On May 16th, 2025, between 08:42:00 UTC and 12:26:00 UTC, the data store powering the Audit Log API service experienced elevated latency resulting in higher error rates due to timeouts. About 3.8% of Audit Log API queries for Git events experienced timeouts. The data store team deployed mitigating actions which resulted in a full recovery of the data store’s availability.
Between May 15, 2025 10:10 UTC and May 15, 2025 22:58 UTC the Copilot service was degraded and returned a high volume of internal server errors for requests targeting Gemini 2.5 Pro, a public preview model.

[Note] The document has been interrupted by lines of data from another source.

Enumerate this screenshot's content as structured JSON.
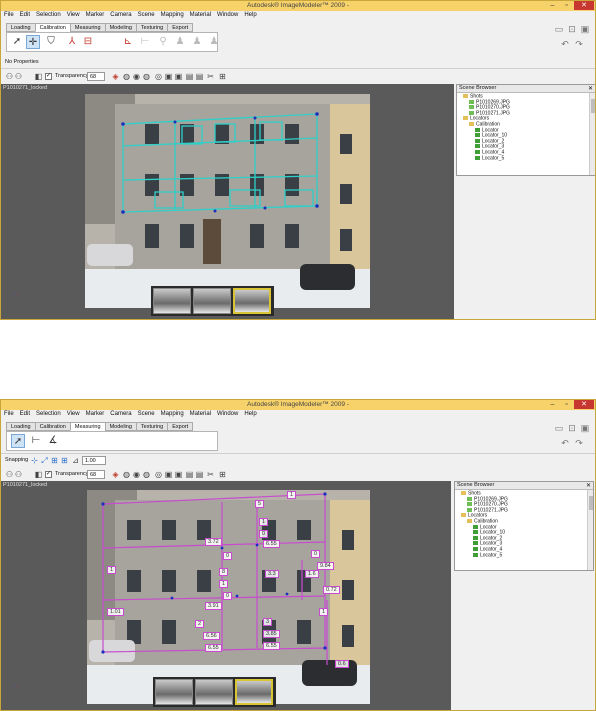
{
  "app_title": "Autodesk® ImageModeler™ 2009 -",
  "menu": [
    "File",
    "Edit",
    "Selection",
    "View",
    "Marker",
    "Camera",
    "Scene",
    "Mapping",
    "Material",
    "Window",
    "Help"
  ],
  "workflow_tabs": [
    "Loading",
    "Calibration",
    "Measuring",
    "Modeling",
    "Texturing",
    "Export"
  ],
  "window_top": {
    "active_tab": "Calibration",
    "properties_label": "No Properties",
    "transparency_label": "Transparency",
    "transparency_value": "68",
    "shot_label": "P1010271_locked"
  },
  "window_bottom": {
    "active_tab": "Measuring",
    "snapping_label": "Snapping",
    "scale_value": "1.00",
    "transparency_label": "Transparency",
    "transparency_value": "68",
    "shot_label": "P1010271_locked",
    "measurements": [
      "1",
      "5",
      "3.72",
      "1",
      "0",
      "0",
      "0",
      "6.55",
      "3.3",
      "1",
      "8",
      "0.72",
      "1",
      "1.6",
      "2",
      "6.56",
      "3",
      "3.85",
      "1",
      "0",
      "1.01",
      "6.55",
      "0.6",
      "6.55",
      "3.91",
      "9.84"
    ]
  },
  "scene_browser": {
    "title": "Scene Browser",
    "items": [
      {
        "label": "Shots",
        "level": 1,
        "icon": "folder-icon"
      },
      {
        "label": "P1010269.JPG",
        "level": 2,
        "icon": "jpg-icon"
      },
      {
        "label": "P1010270.JPG",
        "level": 2,
        "icon": "jpg-icon"
      },
      {
        "label": "P1010271.JPG",
        "level": 2,
        "icon": "jpg-icon"
      },
      {
        "label": "Locators",
        "level": 1,
        "icon": "folder-icon"
      },
      {
        "label": "Calibration",
        "level": 2,
        "icon": "folder-icon"
      },
      {
        "label": "Locator",
        "level": 3,
        "icon": "locator-icon"
      },
      {
        "label": "Locator_10",
        "level": 3,
        "icon": "locator-icon"
      },
      {
        "label": "Locator_2",
        "level": 3,
        "icon": "locator-icon"
      },
      {
        "label": "Locator_3",
        "level": 3,
        "icon": "locator-icon"
      },
      {
        "label": "Locator_4",
        "level": 3,
        "icon": "locator-icon"
      },
      {
        "label": "Locator_5",
        "level": 3,
        "icon": "locator-icon"
      }
    ]
  },
  "colors": {
    "titlebar": "#f7d26a",
    "calibration_overlay": "#2fd0c8",
    "measure_overlay": "#c84bcf",
    "locator_marker": "#1a2fbf"
  }
}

This was due to a high volume of rate limiting by the upstream model provider, similar in volume to the internal server errors during the previous day.We mitigated the incident by temporarily disabling Gemini 2.5 Pro for all Copilot Chat experiences, and then worked with the model provider to ensure model health was sufficiently improved before re-enabling.We are working with the model provider to move to more resilient infrastructure to mitigate issues like this one in the future.
On May 15, 2025, between 00:08 AM UTC and 10:21 AM UTC, customers were unable to create fine-grained Personal Access Tokens (PATs) on github.com. This incident was triggered by a recent code change to our front end that unintentionally affected the way certain pages loaded and prevented the PAT creation process from completing.We mitigated the incident by reverting the problematic change. To reduce the likelihood of similar issues in the future, we are improving our monitoring for page load anomalies and PAT creation failures and improving our safe deployment practices.